The GMT is currently a matter of concern for many businesses and investors. This new tax policy affects not only businesses wishing to expand their activities but also those who are considering choosing a location for them.
Therefore, it is necessary to have solutions to respond promptly and minimise adverse impacts. When tax incentives are no longer a criterion to attract large foreign investors, Vietnam will lose its competitive advantage in the future in attracting funding. This is the time for Vietnam to re-evaluate to adjust incentive policies more appropriately.
According to the latest data from the Ministry of Planning and Investment, Vietnam currently has about 335 projects with registered capital of over $100 million each in processing and manufacturing industries in economic zones and industrial parks. They are mostly enterprises in the high-tech sector such as Samsung, Intel, LG, Bosch, Sharp, Panasonic, Foxconn, Pegatron, and others.
According to GMT rules, for example, Group A based in South Korea, pouring capital into Vietnam, will be exempted from tax for the first four years and enjoy a preferential tax rate of 10 per cent for 15 years. However, if from 2024, South Korea applies a GMT of 15 per cent, then Group A will have to pay an additional 5 per cent tax difference to South Korea, where the group’s headquarters is located.
This makes tax incentives in Vietnam insignificant. Tax incentives that should have belonged to investors will turn into a source of revenue for companies that export capital.

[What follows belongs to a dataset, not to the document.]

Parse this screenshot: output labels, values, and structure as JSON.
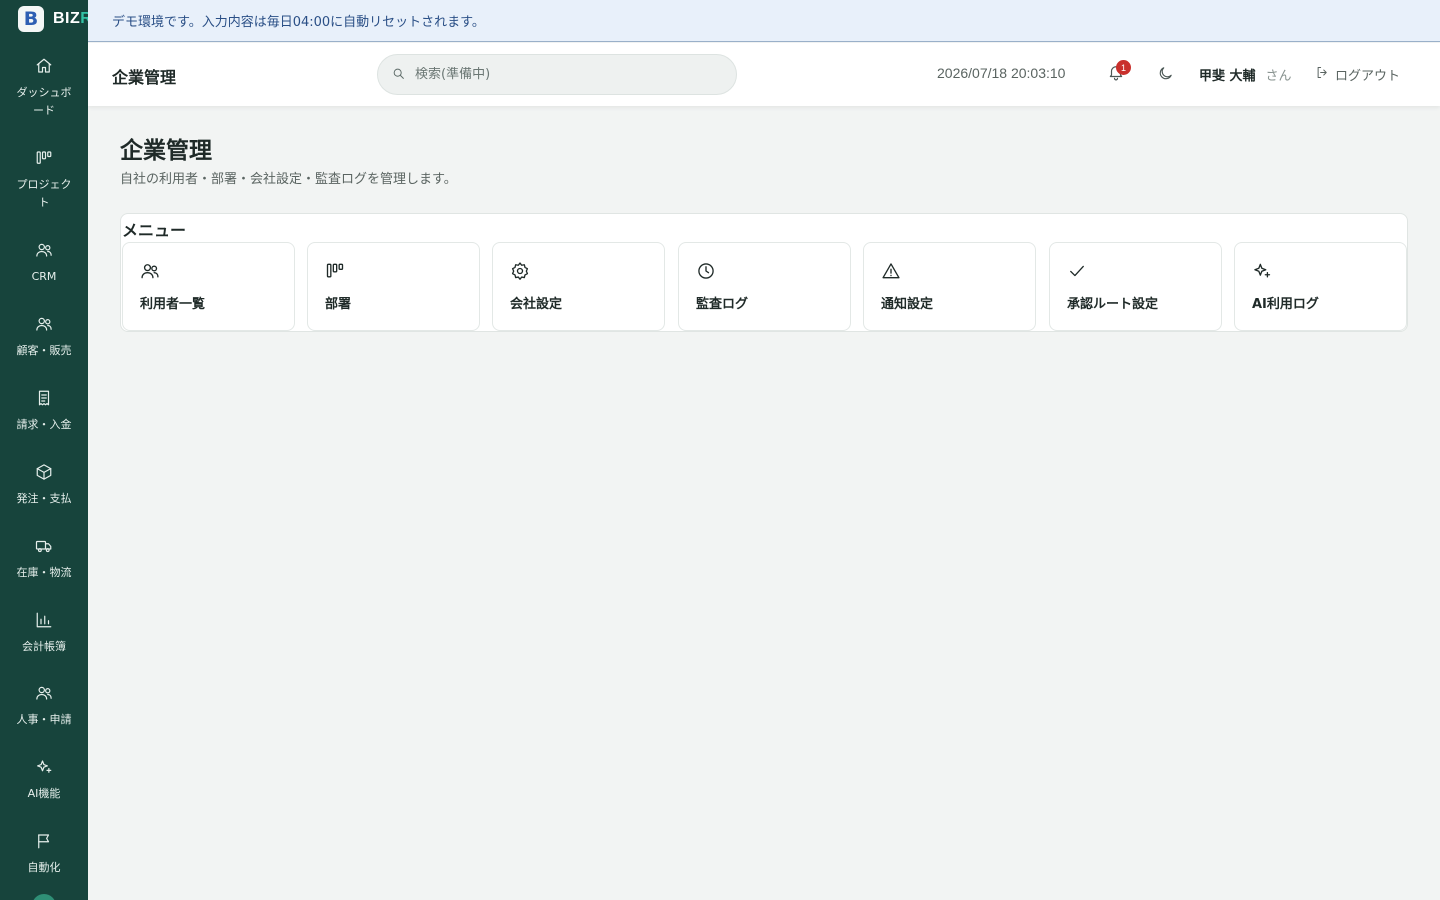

With the average income tax rate applied to multinational corporations is currently around the threshold of 12.3 per cent, even from 2.75 to 5.95 per cent, much lower than the general regulations, showing that Vietnam is using tax incentives as a solution to attract foreign investment.
If Vietnam does not have timely solutions, the benefits from the corporate income tax incentives that projects enjoy in Vietnam will no longer exist, thereby affecting the attractiveness and competitive advantages of the Vietnamese market in attracting foreign direct investment, as well as affecting project expansion plans.
What they care about is paying that part of the tax in the country where the parent company is located or where they are operating. If Vietnam is slow to deploy, it will not only lose this difference, but also affects its competitive advantage. In the immediate future, it is necessary to soon calculate and deploy the local minimum tax to win the right to collect tax first.
The GMT, if state management agencies have quick and realistic react and policies, will be an opportunity for businesses in the Vietnamese market to develop. For example, it not only affects Samsung, but also the businesses that supply spare parts for it.
Along with challenges, this is also an opportunity for Vietnam to once again assert itself when it has an appropriate tax policy to attract foreign investment.
With the urgent application and implementation, it is a new problem not only for Vietnam, but also other countries around us as they are also trying to have solutions suitable to the market, enterprises, and state management agencies.
Experts and ministries are also discussing to come up with the best possible policies for businesses to feel more secure, and protect the right to tax and reserve the right to tax first.
The government should quickly check and review all the current regulations on preferential policies based on corporate income tax exemption and reduction from affected levels, sectors, and fields, both positive and negative. Along with that, it needs to further improve the business climate, considering this as the most important attraction measure to lure in new and expanded investment.
At present, the working group of the prime minister is working on draft documents to the GMT implementation, focusing on such issues as the necessity of deployment; review of the country’s tax policies; and comprehensive analysis of the possible impacts on Vietnam’s state budget and investors.